Is that like a knob they can turn or is it something much more fundamental to the technology they've staked trillions on?


Replies

wvenabletoday at 5:35 AM

> That costs significantly more and involves the creation of jobs. I see this as a great outcome.

I don't see it that way. If whatever you're doing can now be automated then it's become a bullshit job. It no longer a benefit to humanity to have a human sit on their ass, stand on their feet, or break their back to do a job that can be automated. As a software developer, it's my job to take the dumb repetitive stuff that humans do and make it so that humans never have to do that job again.

If that's a problem for society, it's because society is messed up.

> It's been known for years. They don't seem interested in doing that or they simply aren't capable.

I don't find that to be particularly big problem. Fundamentally an AI isn't just compressing all human knowledge and decompressing it on demand; it's tweaking parameters in a giant matrix.
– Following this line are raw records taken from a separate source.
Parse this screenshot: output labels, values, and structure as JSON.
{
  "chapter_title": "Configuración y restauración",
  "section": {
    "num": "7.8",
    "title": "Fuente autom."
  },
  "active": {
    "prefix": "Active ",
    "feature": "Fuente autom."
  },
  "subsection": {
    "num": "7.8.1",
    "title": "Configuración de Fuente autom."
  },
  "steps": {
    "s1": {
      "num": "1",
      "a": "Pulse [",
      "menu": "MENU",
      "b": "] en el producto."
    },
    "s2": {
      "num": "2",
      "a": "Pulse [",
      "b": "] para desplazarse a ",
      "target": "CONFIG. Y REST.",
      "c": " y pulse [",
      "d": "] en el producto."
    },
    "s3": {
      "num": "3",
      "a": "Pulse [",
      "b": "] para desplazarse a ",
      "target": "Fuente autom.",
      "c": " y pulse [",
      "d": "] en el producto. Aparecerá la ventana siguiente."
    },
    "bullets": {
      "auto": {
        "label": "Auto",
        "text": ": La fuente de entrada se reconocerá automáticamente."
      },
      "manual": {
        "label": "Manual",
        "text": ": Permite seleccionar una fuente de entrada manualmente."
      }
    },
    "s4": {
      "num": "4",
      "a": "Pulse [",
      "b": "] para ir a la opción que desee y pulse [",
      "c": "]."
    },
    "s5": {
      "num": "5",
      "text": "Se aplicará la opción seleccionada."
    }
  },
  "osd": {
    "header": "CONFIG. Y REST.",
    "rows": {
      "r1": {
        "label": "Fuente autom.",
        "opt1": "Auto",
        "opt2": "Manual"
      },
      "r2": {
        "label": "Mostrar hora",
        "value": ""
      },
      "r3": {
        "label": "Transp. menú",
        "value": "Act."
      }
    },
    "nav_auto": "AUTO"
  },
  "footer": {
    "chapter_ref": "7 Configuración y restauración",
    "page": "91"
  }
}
I can reproduce the lyrics of songs that I've heard but that doesn't mean there is a literal copy of that song in my brain that you could extract out with a well placed scalpel. It just means I've heard it a bunch of times and the giant matrix in my brain is tuned to be able to spit it out.

> Is that like a knob they can turn or is it something much more fundamental to the technology they've staked trillions on?

In a sense, it a knob. It's not fundamental to the technology; if it's reproducing something exactly that likely means it's over-trained on that data. It's actually bad for the models (makes them more incorrect, more rigid, and more repetitive) so that is a knob they will turn.